Just to re-iterate my scenario.

SPA javascript application initiates fetch call back to the SAME domain for some sort of resource. Server evaluates that an authorization is required and sends back a 301 response with the location the SPA is supposed to navigate to ( i.e. redirect to OpenId/connect authorize endpoint ). SPA framework navigates browser to intended destination

[annevk]

You have misread it. The URL list of a response doesn't contain the Location header information. In case of an opaque-redirect response it would only contain the request URL, which you already have. This feature also was only ever meant for service workers so they can store an opaque redirect response and replay it (but they won't ever be able to obtain the value from the Location header either).

[slaneyrw]

You have misread it. The URL list of a response doesn't contain the Location header information.
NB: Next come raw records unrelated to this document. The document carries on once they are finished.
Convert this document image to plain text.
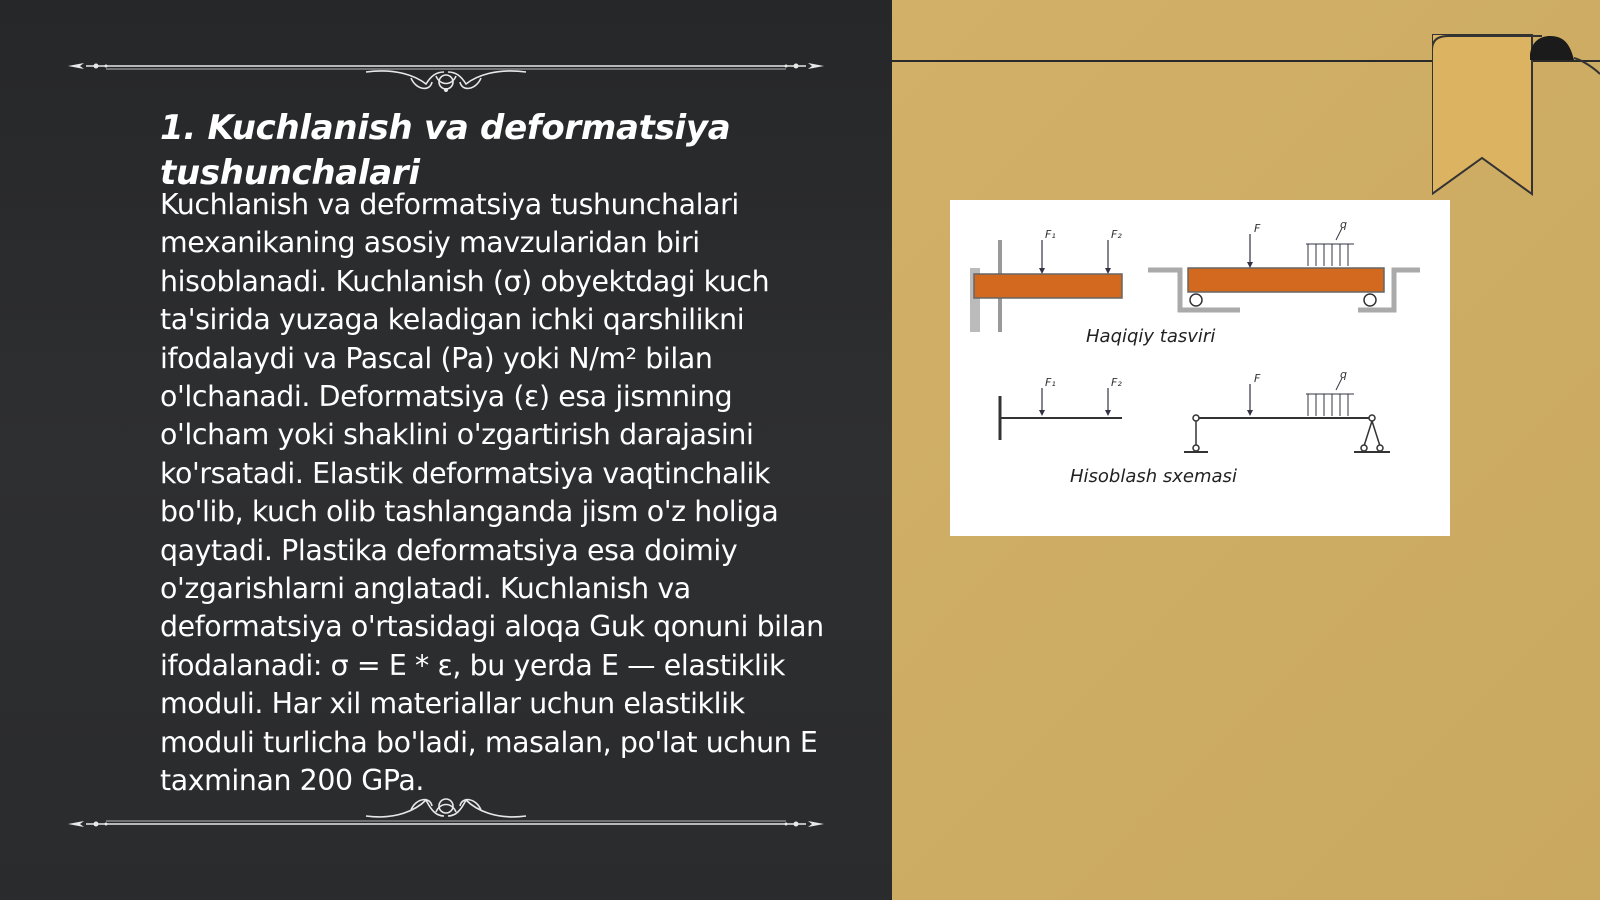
1. Kuchlanish va deformatsiya tushunchalari

Kuchlanish va deformatsiya tushunchalari mexanikaning asosiy mavzularidan biri hisoblanadi. Kuchlanish (σ) obyektdagi kuch ta'sirida yuzaga keladigan ichki qarshilikni ifodalaydi va Pascal (Pa) yoki N/m² bilan o'lchanadi. Deformatsiya (ε) esa jismning o'lcham yoki shaklini o'zgartirish darajasini ko'rsatadi. Elastik deformatsiya vaqtinchalik bo'lib, kuch olib tashlanganda jism o'z holiga qaytadi. Plastika deformatsiya esa doimiy o'zgarishlarni anglatadi. Kuchlanish va deformatsiya o'rtasidagi aloqa Guk qonuni bilan ifodalanadi: σ = E * ε, bu yerda E — elastiklik moduli. Har xil materiallar uchun elastiklik moduli turlicha bo'ladi, masalan, po'lat uchun E taxminan 200 GPa.

F₁	F₂	F	q
Haqiqiy tasviri
F₁	F₂	F	q
Hisoblash sxemasi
In case of an opaque-redirect response it would only contain the request URL, which you already have. This feature also was only ever meant for service workers so they can store an opaque redirect response and replay it (but they won't ever be able to obtain the value from the Location header either).

ok, thank you for the clarification... but still pointless then. The workarounds continue!

[mitar]

Could maybe spec allow accessing Location header if the redirect target is on the same origin? Or even if it is absolute URL (one starting with /, without hostname, etc.)?

[annevk]

Not without opt-in: https://github.com/whatwg/fetch/issues/601#issuecomment-614474515.

[freewheel70]

Basically, the value of a Location header can about as sensitive as an HttpOnly cookie

Hi @annevk Could you explain more about why Location header is so sensitive ?

In case of 302, the Location header contains the value of the temporary redirection, right ? So I guess its value is not that security-critical.

[slaneyrw]

Basically, the value of a Location header can about as sensitive as an HttpOnly cookie

Hi @annevk Could you explain more about why Location header is so sensitive ?

In case of 302, the Location header contains the value of the temporary redirection, right ? So I guess its value is not that security-critical.

Especially if it's same origin, absolutely not a security hole.

But there are implementations in the wild so if the spec was changed to allow opt-in ( or even just change the default implementation ) we still cannot rely on the behaviour and there is no workaround. I'm afraid that this spec is basically worthless.

It's been over 4 years and this is still not "fixed"... the world has moved on and we work around the problem by sending make other response status codes that do not have this arbitrary limitation.